The following are code examples of binary search in C++ and Python that implement recursive algorithms and iterative algorithms.
★Binary search C++ recursive algorithm implementation:
#include <iostream>
using namespace std;
int binarySearchRecursive(int arr[], int low, int high, int target) {
if (low > high) {
return -1; // 没有找到目标值,返回-1
}
int mid = low + (high - low) / 2;
if (arr[mid] == target) {
return mid; // 找到目标值,返回索引
} else if (arr[mid] > target) {
return binarySearchRecursive(arr, low, mid - 1, target); // 在左半部分继续查找
} else {
return binarySearchRecursive(arr, mid + 1, high, target); // 在右半部分继续查找
}
}
int main() {
int arr[] = {1, 3, 5, 7, 9, 11};
int n = sizeof(arr) / sizeof(arr[0]);
int target = 3; //
int result = binarySearchRecursive(arr, 0, n - 1, target);
if (result == -1) {
cout << "Target not found" << endl;
} else {
cout << "Target found at index: " << result << endl;
}
return 0;
}
Tip: In C++, sizeof(arr) / sizeof(arr[0]) can get the length of a one-dimensional array.

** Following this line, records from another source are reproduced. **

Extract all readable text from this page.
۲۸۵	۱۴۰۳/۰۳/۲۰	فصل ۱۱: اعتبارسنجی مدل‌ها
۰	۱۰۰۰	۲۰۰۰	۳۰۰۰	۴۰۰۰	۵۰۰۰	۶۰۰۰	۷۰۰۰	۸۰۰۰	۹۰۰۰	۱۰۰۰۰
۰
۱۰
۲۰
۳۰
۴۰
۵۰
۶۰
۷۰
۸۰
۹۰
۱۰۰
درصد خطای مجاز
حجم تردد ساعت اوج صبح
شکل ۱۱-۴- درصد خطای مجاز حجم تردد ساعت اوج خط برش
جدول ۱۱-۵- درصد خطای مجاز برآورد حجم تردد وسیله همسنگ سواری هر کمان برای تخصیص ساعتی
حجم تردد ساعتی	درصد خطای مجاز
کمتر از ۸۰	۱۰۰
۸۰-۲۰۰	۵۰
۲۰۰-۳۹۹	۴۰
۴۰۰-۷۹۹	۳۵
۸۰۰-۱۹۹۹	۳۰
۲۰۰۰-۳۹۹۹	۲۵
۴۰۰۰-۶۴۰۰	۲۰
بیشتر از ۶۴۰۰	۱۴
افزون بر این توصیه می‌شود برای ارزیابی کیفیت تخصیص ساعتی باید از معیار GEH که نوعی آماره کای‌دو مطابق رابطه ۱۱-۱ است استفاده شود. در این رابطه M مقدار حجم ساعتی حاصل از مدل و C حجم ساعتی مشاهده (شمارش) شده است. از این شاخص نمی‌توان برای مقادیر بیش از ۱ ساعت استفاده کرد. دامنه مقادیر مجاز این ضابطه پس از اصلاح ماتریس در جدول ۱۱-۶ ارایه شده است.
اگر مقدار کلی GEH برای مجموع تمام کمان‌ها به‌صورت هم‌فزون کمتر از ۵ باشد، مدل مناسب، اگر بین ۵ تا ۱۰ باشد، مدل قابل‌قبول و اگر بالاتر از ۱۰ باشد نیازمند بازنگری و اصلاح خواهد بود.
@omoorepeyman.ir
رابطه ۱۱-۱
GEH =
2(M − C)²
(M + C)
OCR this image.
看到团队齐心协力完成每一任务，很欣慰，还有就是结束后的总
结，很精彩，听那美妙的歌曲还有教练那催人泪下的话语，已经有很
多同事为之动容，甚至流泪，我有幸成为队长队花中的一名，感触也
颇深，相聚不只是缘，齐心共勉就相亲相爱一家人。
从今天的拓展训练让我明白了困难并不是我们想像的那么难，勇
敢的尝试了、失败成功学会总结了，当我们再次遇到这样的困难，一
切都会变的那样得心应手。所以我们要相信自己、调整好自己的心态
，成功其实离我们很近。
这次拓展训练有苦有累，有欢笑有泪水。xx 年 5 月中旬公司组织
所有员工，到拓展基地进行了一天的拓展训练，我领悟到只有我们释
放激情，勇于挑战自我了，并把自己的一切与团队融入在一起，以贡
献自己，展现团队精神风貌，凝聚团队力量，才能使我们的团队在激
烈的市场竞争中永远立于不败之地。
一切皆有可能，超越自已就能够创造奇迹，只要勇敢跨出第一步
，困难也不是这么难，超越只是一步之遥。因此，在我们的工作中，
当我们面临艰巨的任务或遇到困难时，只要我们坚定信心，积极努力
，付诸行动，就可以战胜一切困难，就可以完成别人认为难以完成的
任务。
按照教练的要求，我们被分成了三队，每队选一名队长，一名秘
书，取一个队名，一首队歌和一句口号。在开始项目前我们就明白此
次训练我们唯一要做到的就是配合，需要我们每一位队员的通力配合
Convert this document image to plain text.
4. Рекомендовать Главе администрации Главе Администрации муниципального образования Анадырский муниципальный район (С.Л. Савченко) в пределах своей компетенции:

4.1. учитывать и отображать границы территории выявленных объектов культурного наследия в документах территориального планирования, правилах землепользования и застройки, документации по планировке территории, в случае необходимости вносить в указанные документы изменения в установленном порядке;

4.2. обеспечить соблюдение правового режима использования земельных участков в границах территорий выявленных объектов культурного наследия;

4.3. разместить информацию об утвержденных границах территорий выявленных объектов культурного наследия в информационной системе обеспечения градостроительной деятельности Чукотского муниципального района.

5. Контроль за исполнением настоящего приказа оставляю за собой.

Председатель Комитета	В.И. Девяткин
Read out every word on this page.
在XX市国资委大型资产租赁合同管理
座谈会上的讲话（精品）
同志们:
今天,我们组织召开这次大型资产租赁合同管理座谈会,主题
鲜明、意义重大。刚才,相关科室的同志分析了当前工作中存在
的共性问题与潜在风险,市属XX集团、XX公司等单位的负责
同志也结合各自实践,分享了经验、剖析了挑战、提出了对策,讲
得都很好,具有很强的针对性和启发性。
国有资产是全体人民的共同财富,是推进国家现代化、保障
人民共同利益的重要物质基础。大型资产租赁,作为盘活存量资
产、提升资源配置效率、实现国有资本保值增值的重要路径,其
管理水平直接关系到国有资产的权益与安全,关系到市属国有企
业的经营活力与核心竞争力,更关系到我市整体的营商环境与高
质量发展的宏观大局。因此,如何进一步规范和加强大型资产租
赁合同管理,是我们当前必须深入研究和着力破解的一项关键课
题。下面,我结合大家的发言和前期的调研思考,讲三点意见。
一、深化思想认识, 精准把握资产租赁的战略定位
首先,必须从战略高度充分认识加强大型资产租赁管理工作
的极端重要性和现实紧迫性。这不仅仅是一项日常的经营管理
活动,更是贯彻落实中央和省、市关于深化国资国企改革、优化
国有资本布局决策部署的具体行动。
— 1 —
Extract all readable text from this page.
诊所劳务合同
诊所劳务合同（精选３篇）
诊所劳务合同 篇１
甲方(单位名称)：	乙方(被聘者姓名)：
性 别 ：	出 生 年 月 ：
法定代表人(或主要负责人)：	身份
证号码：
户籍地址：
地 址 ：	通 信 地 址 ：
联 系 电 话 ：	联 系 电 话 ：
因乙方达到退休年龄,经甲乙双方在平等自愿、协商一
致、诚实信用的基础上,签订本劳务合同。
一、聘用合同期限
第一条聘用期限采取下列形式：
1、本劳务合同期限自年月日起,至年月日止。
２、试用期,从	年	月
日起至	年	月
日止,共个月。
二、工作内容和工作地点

★Python recursive algorithm implementation
def binarySearchRecursive(arr, low, high, target):
if low > high:
return -1 # 没有找到目标值,返回-1
mid = low + (high - low) // 2
if arr[mid] == target:
return mid # 找到目标值,返回索引
elif arr[mid] > target:
return binarySearchRecursive(arr, low, mid - 1, target) # 在左半部分继续查找
else:
return binarySearchRecursive(arr, mid + 1, high, target) # 在右半部分继续查找
arr = [1, 3, 5, 7, 9, 11]
target = 3
result = binarySearchRecursive(arr, 0, len(arr) - 1, target)
if result == -1:
print("Target not found")
else:
print("Target found at index:", result)
★C++ iterative algorithm implementation:
#include <iostream>
using namespace std;
int binarySearchIterative(int arr[], int low, int high, int target) {
while (low <= high) {
int mid = low + (high - low) / 2;
if (arr[mid] == target) {
return mid; // 找到目标值,返回索引
} else if (arr[mid] < target) {
low = mid + 1; // 在右半部分继续查找
} else {
high = mid - 1; // 在左半部分继续查找
}
}
return -1; // 没有找到目标值,返回-1
}
int main() {
int arr[] = {1, 3, 5, 7, 9, 11};
int n = sizeof(arr) / sizeof(arr[0]);
int target = 3;
int result = binarySearchIterative(arr, 0, n - 1, target);
if (result == -1) {
cout << "Target not found" << endl;
} else {
cout << "Target found at index: " << result << endl;
}
return 0;
}
★Python iterative algorithm implementation:
def binarySearchIterative(arr, low, high, target):
while low <= high:
mid = low + (high - low) // 2
if arr[mid] == target:
return mid # 找到目标值,返回索引
elif arr[mid] < target:
low = mid + 1 # 在右半部分继续查找
else:
high = mid - 1 # 在左半部分继续查找
return -1 # 没有找到目标值,返回-1
arr = [1, 3, 5, 7, 9, 11]
target = 3
result = binarySearchIterative(arr, 0, len(arr) - 1, target)
if result == -1:
print("Target not found")
else:
print("Target found at index:", result)
The above code examples demonstrate the use of C++ and Python languages to implement binary search of recursive algorithms and iterative algorithms respectively. The core ideas are both binary search template algorithms. The difference is the implementation method, but the principles of both are the same.